RateBeer Weekly Magazine > Beer Travels
Oakes Weekly - June 19, 2009
June 19, 2009
Following the Weekend of Spontaneous Fermentation was an overnight bus ride to Nuremberg, which included an unscheduled 5am change of buses in Frankfurt. Not that it mattered as it was already light out and sleep was off the menu anyway.
There were issues with our apartment in Bamberg so we needed to kill a few days before getting settled. We took that as a good excuse to explore some more German beer. One of the beeriest towns in Germany is Amberg, with an ‘A’. This is a town in the Oberpfalz region, and we based ourselves out of nearby Sulzbach-Rosenberg, staying at a brewery guesthouse there.
Amberg is a typically pretty walled town with six breweries and another tap or two for former breweries who still have their brands contracted out. Sulzbach has a further two breweries. More importantly, the region is a potential jumping off point for Zoigl-land, which if you arrive at the right time is one of the happiest places on Earth for the serious beer geek.
First up, Sulzbach and Amberg. The breweries in this region all offer pretty much the same experience in terms of happy biergarten vibe, but the beers differ a bit in quality. I thought the new Schloderer brewpub made great stuff. I was fairly impressed with Bruckmuller as well. Schliesl, which is one of the contract producers (their product being made a few doors down at Winkler) was another favorite, their brands being quite superior to the Winkler beers. We discovered two things at Sterk, in rural/suburban Raigering. First, we saw a bunch of cyclists dismount and walk into the pub without so much as locking their bikes. I’ve noticed that bike safety isn’t a huge concern here. There are a bunch of them parked without being locked to any fixed object in the alley outside our Bamberg flat. In Vancouver, they’d just back the truck up and load them all off in one go. It’s really cool that even good bikes stand little risk of being stolen.
The other thing we noticed at Sterk was diacetyl. We’ve since come across this a few times in Bavaria and it makes no sense to us. What does that vile brewing flaw have to do with good Bavarian beer? Why do brewers and consumers accept it when there are many other nearby breweries that do not destroy their beer with this garbage? We’re scared, man, because 500ml of butter is not something we ever want to be stuck with.
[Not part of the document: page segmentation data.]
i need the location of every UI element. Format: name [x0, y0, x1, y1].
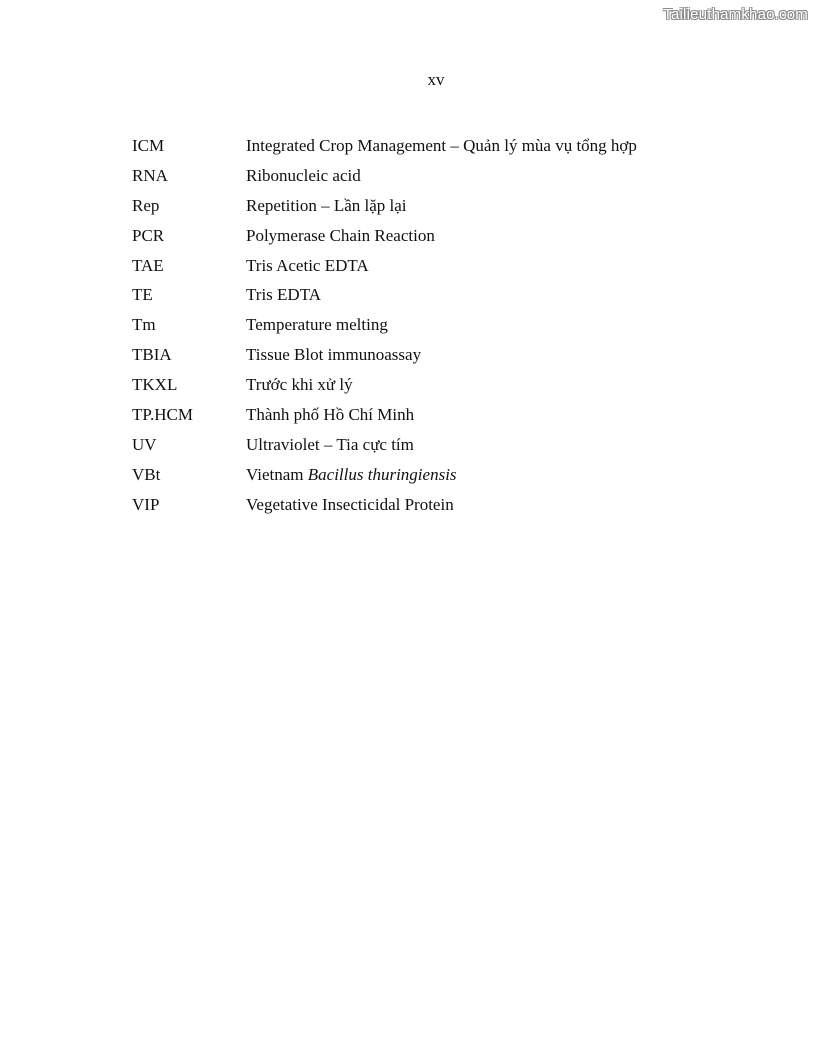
abbreviation-term: Tm — [132, 315, 156, 335]
abbreviation-row — [132, 400, 637, 430]
abbreviation-definition — [246, 465, 457, 485]
abbreviation-term: TBIA — [132, 345, 172, 365]
abbreviation-term: VIP — [132, 494, 160, 514]
abbreviation-definition: Thành phố Hồ Chí Minh — [246, 404, 415, 424]
definition-italic-species: Bacillus thuringiensis — [307, 464, 457, 484]
abbreviation-term: PCR — [132, 225, 165, 245]
abbreviation-row — [132, 340, 637, 370]
abbreviation-definition: Tris Acetic EDTA — [246, 255, 369, 275]
abbreviation-row — [132, 430, 637, 460]
abbreviation-row — [132, 490, 637, 520]
abbreviation-definition: Temperature melting — [246, 315, 388, 335]
abbreviation-row — [132, 251, 637, 281]
abbreviation-term: ICM — [132, 135, 165, 155]
abbreviation-row — [132, 460, 637, 490]
abbreviation-definition: Polymerase Chain Reaction — [246, 225, 435, 245]
abbreviation-definition: Trước khi xử lý — [246, 375, 353, 395]
abbreviation-term: TAE — [132, 255, 164, 275]
watermark-text: Tailieuthamkhao.com — [663, 6, 808, 23]
abbreviation-definition: Tissue Blot immunoassay — [246, 345, 422, 365]
abbreviation-definition: Ribonucleic acid — [246, 165, 361, 185]
abbreviation-definition: Vegetative Insecticidal Protein — [246, 494, 454, 514]
abbreviation-row — [132, 191, 637, 221]
abbreviation-definition: Integrated Crop Management – Quản lý mùa vụ tổng hợp — [246, 135, 637, 155]
abbreviation-term: TE — [132, 285, 153, 305]
abbreviation-definition: Ultraviolet – Tia cực tím — [246, 434, 414, 454]
abbreviation-term: RNA — [132, 165, 168, 185]
abbreviation-list — [132, 131, 637, 520]
abbreviation-row — [132, 310, 637, 340]
abbreviation-definition: Tris EDTA — [246, 285, 321, 305]
abbreviation-row — [132, 280, 637, 310]
page-number: xv — [427, 70, 445, 89]
abbreviation-term: VBt — [132, 464, 161, 484]
abbreviation-row — [132, 370, 637, 400]
abbreviation-term: TKXL — [132, 375, 178, 395]
abbreviation-row — [132, 131, 637, 161]
abbreviation-definition: Repetition – Lần lặp lại — [246, 195, 407, 215]
abbreviation-row — [132, 221, 637, 251]
abbreviation-term: TP.HCM — [132, 404, 193, 424]
abbreviation-term: Rep — [132, 195, 160, 215]
abbreviation-row — [132, 161, 637, 191]
definition-prefix: Vietnam — [246, 464, 308, 484]
abbreviation-term: UV — [132, 434, 157, 454]
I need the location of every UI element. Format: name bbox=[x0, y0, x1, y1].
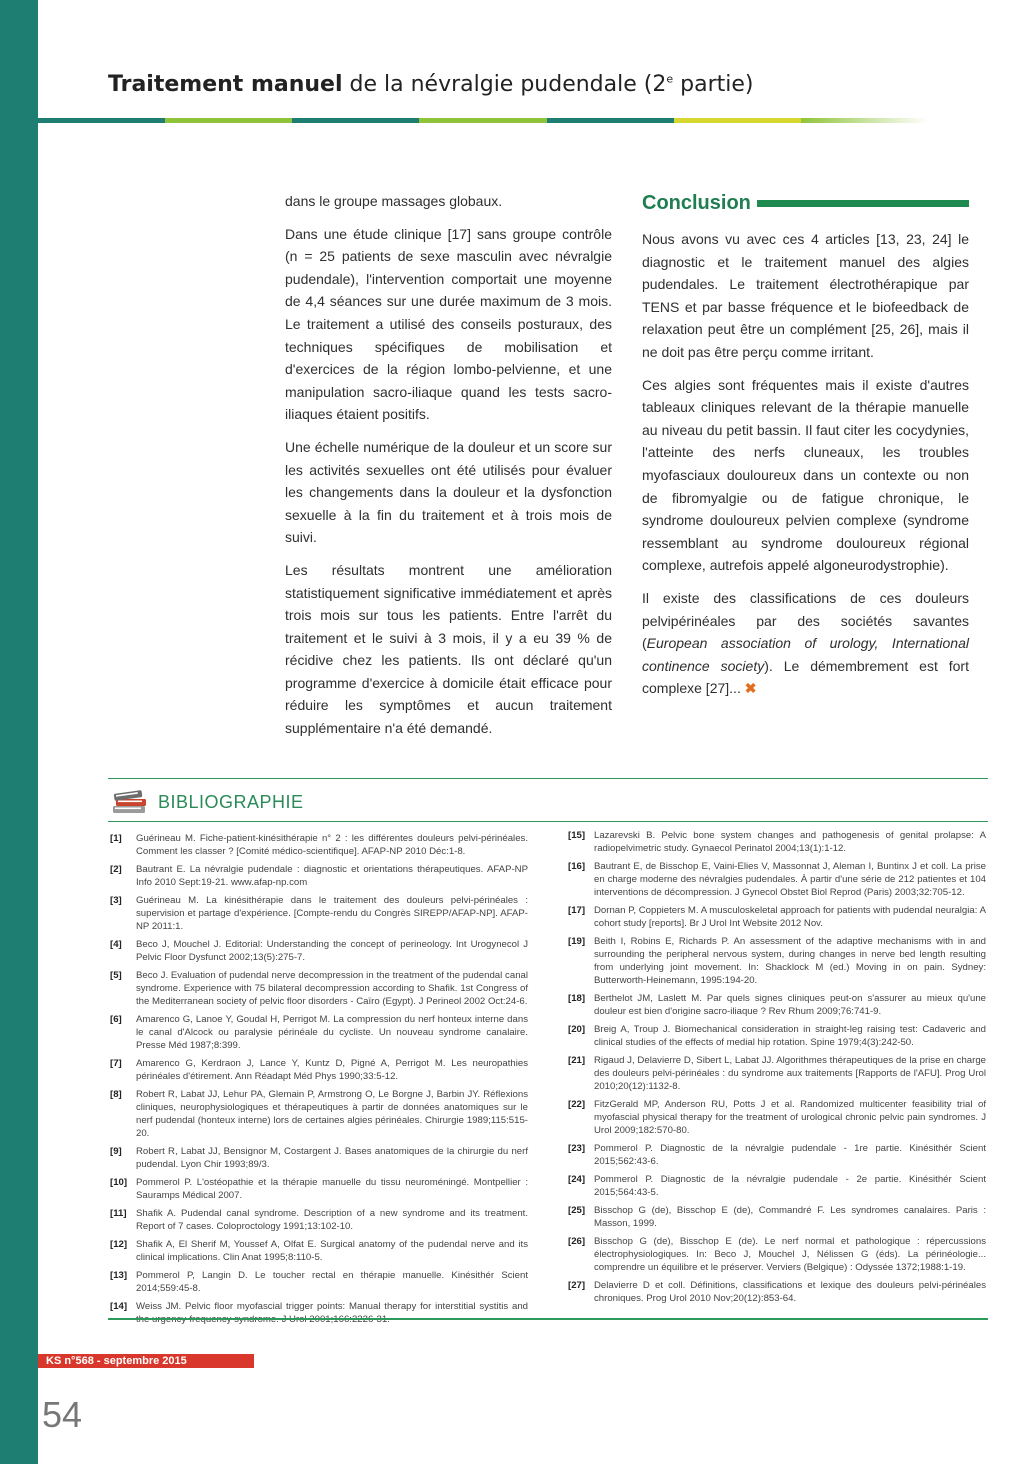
article-title-bold: Traitement manuel bbox=[108, 72, 343, 97]
left-color-strip bbox=[0, 0, 38, 1464]
end-of-article-icon: ✖ bbox=[744, 680, 757, 697]
reference-item bbox=[110, 1145, 528, 1171]
reference-number: [14] bbox=[110, 1301, 128, 1312]
reference-item bbox=[568, 829, 986, 855]
reference-item bbox=[568, 1204, 986, 1230]
article-title bbox=[108, 72, 753, 97]
paragraph: dans le groupe massages globaux. bbox=[285, 193, 503, 209]
reference-text: Delavierre D et coll. Définitions, classifications et lexique des douleurs pelvi-périnéales chroniques. Prog Urol 2010 Nov;20(12):853-64. bbox=[594, 1280, 986, 1304]
conclusion-rule bbox=[757, 200, 969, 207]
reference-item bbox=[110, 1269, 528, 1295]
reference-item bbox=[568, 904, 986, 930]
reference-number: [26] bbox=[568, 1236, 586, 1247]
article-title-sup: e bbox=[666, 72, 674, 86]
reference-text: Guérineau M. Fiche-patient-kinésithérapie n° 2 : les différentes douleurs pelvi-périnéales. Comment les classer ? [Comité médico-scientifique]. AFAP-NP 2010 Déc:1-8. bbox=[136, 833, 528, 857]
page-number: 54 bbox=[42, 1394, 83, 1435]
reference-item bbox=[568, 860, 986, 899]
reference-item bbox=[110, 1300, 528, 1326]
reference-text: Bisschop G (de), Bisschop E (de), Commandré F. Les syndromes canalaires. Paris : Masson, 1999. bbox=[594, 1205, 986, 1229]
conclusion-title: Conclusion bbox=[642, 192, 751, 214]
text-run: Il existe des classifications de ces douleurs pelvipérinéales par des sociétés savantes ( bbox=[642, 589, 969, 652]
reference-text: Bautrant E, de Bisschop E, Vaini-Elies V, Massonnat J, Aleman I, Buntinx J et coll. La prise en charge moderne des névralgies pudendales. À partir d'une série de 212 patientes et 104 interventions de décompression. J Gynecol Obstet Biol Reprod (Paris) 2003;32:705-12. bbox=[594, 861, 986, 898]
conclusion-heading bbox=[642, 192, 969, 215]
reference-text: Rigaud J, Delavierre D, Sibert L, Labat JJ. Algorithmes thérapeutiques de la prise en charge des douleurs pelvi-périnéales : du syndrome aux traitements [Rapports de l'AFU]. Prog Urol 2010;20(12):1132-8. bbox=[594, 1055, 986, 1092]
reference-number: [25] bbox=[568, 1205, 586, 1216]
reference-number: [7] bbox=[110, 1058, 122, 1069]
paragraph: Une échelle numérique de la douleur et un score sur les activités sexuelles ont été utilisés pour évaluer les changements dans la douleur et la dysfonction sexuelle à la fin du traitement et à trois mois de suivi. bbox=[285, 438, 612, 546]
references-right-column bbox=[568, 829, 986, 1310]
references-left-column bbox=[110, 832, 528, 1331]
reference-number: [12] bbox=[110, 1239, 128, 1250]
reference-text: Bautrant E. La névralgie pudendale : diagnostic et orientations thérapeutiques. AFAP-NP Info 2010 Sept:19-21. www.afap-np.com bbox=[136, 864, 528, 888]
reference-number: [8] bbox=[110, 1089, 122, 1100]
reference-item bbox=[110, 1207, 528, 1233]
reference-number: [23] bbox=[568, 1143, 586, 1154]
reference-item bbox=[568, 935, 986, 987]
bibliography-top-rule bbox=[108, 778, 988, 779]
article-title-rest: de la névralgie pudendale (2 bbox=[342, 72, 667, 97]
reference-item bbox=[110, 1176, 528, 1202]
color-bar-segment bbox=[674, 118, 801, 123]
reference-item bbox=[568, 1023, 986, 1049]
reference-number: [17] bbox=[568, 905, 586, 916]
reference-number: [1] bbox=[110, 833, 122, 844]
books-icon bbox=[110, 788, 150, 816]
bibliography-heading bbox=[110, 788, 304, 816]
article-title-end: partie) bbox=[673, 72, 754, 97]
text-run: ). Le démembrement est fort complexe [27]... bbox=[642, 657, 969, 697]
reference-text: Weiss JM. Pelvic floor myofascial trigger points: Manual therapy for interstitial systitis and bbox=[136, 1301, 528, 1312]
color-bar-segment bbox=[38, 118, 165, 123]
reference-number: [27] bbox=[568, 1280, 586, 1291]
reference-item bbox=[110, 1238, 528, 1264]
reference-text: Amarenco G, Kerdraon J, Lance Y, Kuntz D, Pigné A, Perrigot M. Les neuropathies périnéales d'étirement. Ann Réadapt Méd Phys 1990;33:5-12. bbox=[136, 1058, 528, 1082]
reference-number: [10] bbox=[110, 1177, 128, 1188]
journal-issue-label: KS n°568 - septembre 2015 bbox=[38, 1354, 254, 1368]
reference-item bbox=[110, 832, 528, 858]
reference-item bbox=[110, 1088, 528, 1140]
reference-item bbox=[110, 938, 528, 964]
bibliography-title: BIBLIOGRAPHIE bbox=[158, 791, 304, 812]
reference-number: [3] bbox=[110, 895, 122, 906]
reference-number: [4] bbox=[110, 939, 122, 950]
reference-text: Breig A, Troup J. Biomechanical consideration in straight-leg raising test: Cadaveric and clinical studies of the effects of medial hip rotation. Spine 1979;4(3):242-50. bbox=[594, 1024, 986, 1048]
reference-number: [20] bbox=[568, 1024, 586, 1035]
reference-number: [11] bbox=[110, 1208, 127, 1219]
reference-number: [22] bbox=[568, 1099, 586, 1110]
color-bar-segment bbox=[419, 118, 546, 123]
reference-text: Beco J. Evaluation of pudendal nerve decompression in the treatment of the pudendal canal syndrome. Experience with 75 bilateral decompression according to Shafik. 1st Congress of the Mediterranean society of pelvic floor disorders - Caïro (Egypt). J Perineol 2002 Oct:24-6. bbox=[136, 970, 528, 1007]
color-bar-segment bbox=[292, 118, 419, 123]
reference-text: Berthelot JM, Laslett M. Par quels signes cliniques peut-on s'assurer au mieux qu'une douleur est bien d'origine sacro-iliaque ? Rev Rhum 2009;76:741-9. bbox=[594, 993, 986, 1017]
reference-text: Robert R, Labat JJ, Lehur PA, Glemain P, Armstrong O, Le Borgne J, Barbin JY. Réflexions cliniques, neurophysiologiques et thérapeutiques à partir de données anatomiques sur le nerf pudendal (honteux interne) lors de certaines algies périnéales. Chirurgie 1989;115:515-20. bbox=[136, 1089, 528, 1139]
reference-item bbox=[110, 1013, 528, 1052]
reference-number: [2] bbox=[110, 864, 122, 875]
header-color-bar bbox=[38, 118, 928, 123]
reference-text: Shafik A. Pudendal canal syndrome. Description of a new syndrome and its treatment. Report of 7 cases. Coloproctology 1991;13:102-10. bbox=[136, 1208, 528, 1232]
reference-number: [9] bbox=[110, 1146, 122, 1157]
reference-item bbox=[568, 1279, 986, 1305]
reference-item bbox=[568, 1054, 986, 1093]
reference-text: Dornan P, Coppieters M. A musculoskeletal approach for patients with pudendal neuralgia: A cohort study [reports]. Br J Urol Int Website 2012 Nov. bbox=[594, 905, 986, 929]
reference-text: Shafik A, El Sherif M, Youssef A, Olfat E. Surgical anatomy of the pudendal nerve and its clinical implications. Clin Anat 1995;8:110-5. bbox=[136, 1239, 528, 1263]
color-bar-segment bbox=[547, 118, 674, 123]
paragraph: Les résultats montrent une amélioration statistiquement significative immédiatement et après trois mois sur tous les patients. Entre l'arrêt du traitement et le suivi à 3 mois, il y a eu 39 % de récidive chez les patients. Ils ont déclaré qu'un programme d'exercice à domicile était efficace pour réduire les symptômes et aucun traitement supplémentaire n'a été demandé. bbox=[285, 561, 612, 737]
reference-text: Lazarevski B. Pelvic bone system changes and pathogenesis of genital prolapse: A radiopelvimetric study. Gynaecol Perinatol 2004;13(1):1-12. bbox=[594, 830, 986, 854]
reference-item bbox=[568, 1235, 986, 1274]
reference-number: [21] bbox=[568, 1055, 586, 1066]
color-bar-segment bbox=[801, 118, 928, 123]
conclusion-column bbox=[642, 228, 969, 710]
reference-number: [5] bbox=[110, 970, 122, 981]
reference-item bbox=[568, 992, 986, 1018]
reference-text: Robert R, Labat JJ, Bensignor M, Costargent J. Bases anatomiques de la chirurgie du nerf pudendal. Lyon Chir 1993;89/3. bbox=[136, 1146, 528, 1170]
reference-text: Pommerol P. Diagnostic de la névralgie pudendale - 2e partie. Kinésithér Scient 2015;564:43-5. bbox=[594, 1174, 986, 1198]
reference-number: [24] bbox=[568, 1174, 586, 1185]
paragraph bbox=[642, 587, 969, 700]
reference-number: [15] bbox=[568, 830, 586, 841]
color-bar-segment bbox=[165, 118, 292, 123]
reference-text: Beco J, Mouchel J. Editorial: Understanding the concept of perineology. Int Urogynecol J Pelvic Floor Dysfunct 2002;13(5):275-7. bbox=[136, 939, 528, 963]
italic-text-run: European association of urology, International continence society bbox=[642, 635, 969, 674]
paragraph: Ces algies sont fréquentes mais il existe d'autres tableaux cliniques relevant de la thérapie manuelle au niveau du petit bassin. Il faut citer les cocydynies, l'atteinte des nerfs cluneaux, les troubles myofasciaux douloureux dans un contexte ou non de fibromyalgie ou de fatigue chronique, le syndrome douloureux pelvien complexe (syndrome ressemblant au syndrome douloureux régional complexe, autrefois appelé algoneurodystrophie). bbox=[642, 376, 969, 574]
bibliography-bottom-rule bbox=[108, 1318, 988, 1320]
reference-number: [18] bbox=[568, 993, 586, 1004]
reference-number: [6] bbox=[110, 1014, 122, 1025]
reference-text: Pommerol P. L'ostéopathie et la thérapie manuelle du tissu neuroméningé. Montpellier : Sauramps Médical 2007. bbox=[136, 1177, 528, 1201]
reference-item bbox=[568, 1098, 986, 1137]
reference-item bbox=[110, 969, 528, 1008]
reference-number: [13] bbox=[110, 1270, 128, 1281]
reference-text: Guérineau M. La kinésithérapie dans le traitement des douleurs pelvi-périnéales : supervision et partage d'expérience. [Compte-rendu du Congrès SIREPP/AFAP-NP]. AFAP-NP 2011:1. bbox=[136, 895, 528, 932]
reference-item bbox=[110, 1057, 528, 1083]
reference-item bbox=[110, 894, 528, 933]
reference-text: Beith I, Robins E, Richards P. An assessment of the adaptive mechanisms with in and surrounding the peripheral nervous system, during changes in nerve bed length resulting from underlying joint movement. In: Shacklock M (ed.) Moving in on pain. Sydney: Butterworth-Heinemann, 1995:194-20. bbox=[594, 936, 986, 986]
reference-item bbox=[568, 1173, 986, 1199]
paragraph: Nous avons vu avec ces 4 articles [13, 23, 24] le diagnostic et le traitement manuel des algies pudendales. Le traitement électrothérapique par TENS et par basse fréquence et le biofeedback de relaxation peut être un complément [25, 26], mais il ne doit pas être perçu comme irritant. bbox=[642, 231, 969, 360]
reference-text: FitzGerald MP, Anderson RU, Potts J et al. Randomized multicenter feasibility trial of myofascial physical therapy for the treatment of urological chronic pelvic pain syndromes. J Urol 2009;182:570-80. bbox=[594, 1099, 986, 1136]
bibliography-sub-rule bbox=[108, 821, 988, 822]
reference-text: Pommerol P. Diagnostic de la névralgie pudendale - 1re partie. Kinésithér Scient 2015;562:43-6. bbox=[594, 1143, 986, 1167]
reference-number: [16] bbox=[568, 861, 586, 872]
reference-number: [19] bbox=[568, 936, 586, 947]
reference-text: Bisschop G (de), Bisschop E (de). Le nerf normal et pathologique : répercussions électrophysiologiques. In: Beco J, Mouchel J, Nélissen G (éds). La périnéologie... comprendre un équilibre et le préserver. Verviers (Belgique) : Odyssée 1372;1988:1-19. bbox=[594, 1236, 986, 1273]
reference-item bbox=[568, 1142, 986, 1168]
reference-item bbox=[110, 863, 528, 889]
paragraph: Dans une étude clinique [17] sans groupe contrôle (n = 25 patients de sexe masculin avec névralgie pudendale), l'intervention comportait une moyenne de 4,4 séances sur une durée maximum de 3 mois. Le traitement a utilisé des conseils posturaux, des techniques spécifiques de mobilisation et d'exercices de la région lombo-pelvienne, et une manipulation sacro-iliaque quand les tests sacro-iliaques étaient positifs. bbox=[285, 225, 612, 423]
reference-text: Amarenco G, Lanoe Y, Goudal H, Perrigot M. La compression du nerf honteux interne dans le canal d'Alcock ou paralysie périnéale du cycliste. Un nouveau syndrome canalaire. Presse Méd 1987;8:399. bbox=[136, 1014, 528, 1051]
reference-text: Pommerol P, Langin D. Le toucher rectal en thérapie manuelle. Kinésithér Scient 2014;559:45-8. bbox=[136, 1270, 528, 1294]
middle-column bbox=[285, 190, 612, 750]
The second reason for coming to Oberpfalz was Zoigl. There are many beers in the area named “zoigl” but for the most part they are not the real deal. Zoigl, properly, is made by communal breweries owned by the village, for which several families will have brewing rights. When the beer is brewed, it is released in pubs that are only open when zoigl is available. The pubs brew and open on a rotating schedule.
What this means is that you never quite know what you’ll get. You basically show up in Windischeschenbach – usually on the weekend – and walk around looking for pubs that are hanging the zoigl star – a star of David – outside. Two pubs have zoigl almost always, so we stopped first at the White Swan. I liked their zoigl the best. Basically the five we had all shared the same characteristics – a rustic Bavarian country lager with a juicy hop character, balanced malts and high drinkability. Simple, delicious beer.
After the White Swan we found Zum Roud’n. Walking into this place was like walking into your Bavarian grandmother’s living room. OK, there are a lot of brewpubs in Bavaria like that, but this was especially so. The crowd was amiable enough with respect to our interloping, and we tucked into zoigl number two.
We plotted a route that would take us past a number of other zoigl-houses, none open on this day, towards the bridge that crosses the river to Neuhaus. Neuhaus is another of the five zoigl towns and one zoigl-house will be open each weekend on a rotating basis. The town is built on a hill, with a 13th century fort on top. The Teicher zoigl-house was open on this day, and delivered a fantastic zoigl that proved to be Beershine’s favorite.
Back down the hill and across the river, we found the Oberpfalz Hof open for business with their zoigl. This hotel/restaurant is closed for siesta – as many places in Bavaria are – but otherwise is along with the White Swan a reliable daily source of zoigl. There, we found the “zoigl schedule”, which indicated we wouldn’t find any more, but the proprietor informed us that Zum Posterer was also open. So off we went. Most of the zoigl houses are within a stone’s throw of each other, Zum Posterer being no exception. This was the most boisterous place we visited, and we were lucky to find table space. They were giving their zoigl away, at just €1.15 for a half-litre! And it was good, very good. They weren’t serving a full menu so we went back to the White Swan for dinner. I had a fried pork chop covered in fried bacon and onions. Typical Bavarian fare!
We wished we’d stayed in Windischeschenbach because we especially wanted to go back to Zum Posterer but would not have minded one bit going back to Neuhaus. We do plan to make a return visit to Zoigl-land, but on another part of the rotation so we get to try a few more different examples. There are three other zoigl-towns in Oberpfalz and apparently a couple in Franconia, too, so this report is merely the first of what will hopefully be a series on zoigl-tastings.